Mamá carraspera detrás nuestro.

—Cielo, debes recordar que su misión es protegerte no jugar contigo ni vagar por el castillo.

—Por supuesto, mi reina, daría mi vida por proteger a nuestra princesa.

Farlan da un paso al frente, soltando mis manos, haciendo el saludo de lealtad junto al corazón. Luce serio y formal.

—Vamos, Carla, el chico está en prácticas. Ha sido amigo de Eren desde niños, pongo mi fe en que realmente protegerá a nuestro hijo. Creo firmemente en qué lo hará.

Después de las noticias subimos al carruaje, veo a Farlan subir a un hermoso caballo blanco, irá a un lado del carruaje, cuidandonos. Cuidandome.

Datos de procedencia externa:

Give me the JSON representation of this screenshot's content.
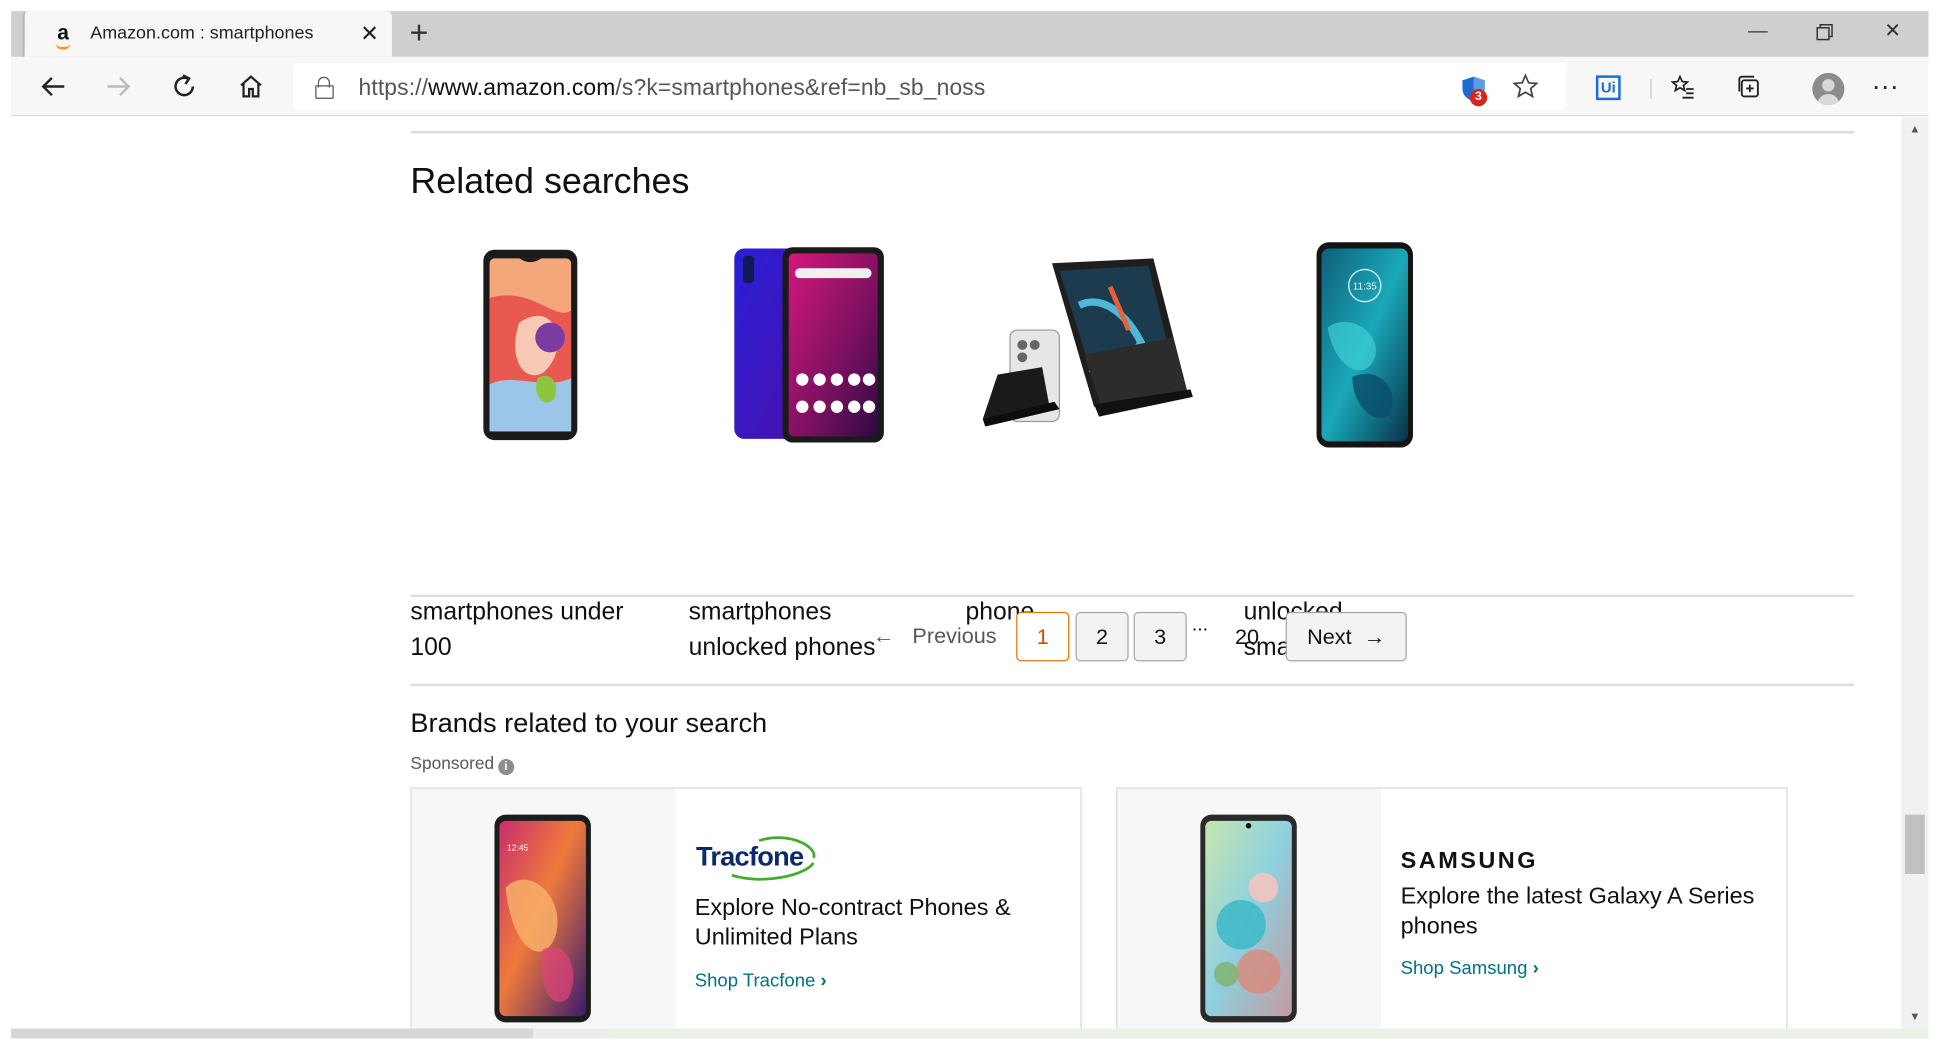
{
  "browser": {
    "tab_title": "Amazon.com : smartphones",
    "tab_favicon": "a",
    "url_prefix": "https://",
    "url_host": "www.amazon.com",
    "url_path": "/s?k=smartphones&ref=nb_sb_noss",
    "extension_badge_count": "3",
    "extension_ui_label": "Ui"
  },
  "related": {
    "heading": "Related searches",
    "items": [
      {
        "label": "smartphones under 100",
        "icon": "phone-image"
      },
      {
        "label": "smartphones unlocked phones",
        "icon": "phone-image"
      },
      {
        "label": "phone",
        "icon": "phone-stand-image"
      },
      {
        "label": "unlocked smartphones",
        "icon": "phone-image"
      }
    ]
  },
  "pagination": {
    "previous": "Previous",
    "pages": [
      "1",
      "2",
      "3"
    ],
    "current": "1",
    "ellipsis": "...",
    "last": "20",
    "next": "Next"
  },
  "brands": {
    "heading": "Brands related to your search",
    "sponsored": "Sponsored",
    "cards": [
      {
        "logo": "Tracfone",
        "headline": "Explore No-contract Phones & Unlimited Plans",
        "link": "Shop Tracfone"
      },
      {
        "logo": "SAMSUNG",
        "headline": "Explore the latest Galaxy A Series phones",
        "link": "Shop Samsung"
      }
    ]
  },
  "colors": {
    "link": "#007185",
    "current_page": "#c45500",
    "current_page_border": "#e77600",
    "tracfone_green": "#3fae2a",
    "tracfone_navy": "#0a2a6b"
  }
}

Su padre es el jefe de los soldados de élite que protegen a la familia real, solo los mejores son las escoltas principales, los que siguen a los reyes a todos lados y mueren por ellos. La idea es perturbadora, no me gustaría que Farlan muriera por protegerme. Aunque, claro, nosotros hemos discutido eso varias veces. Si madre supiera que él me ha enseñado a usar la espada, seguro exige que lo saquen del palacio de inmediato.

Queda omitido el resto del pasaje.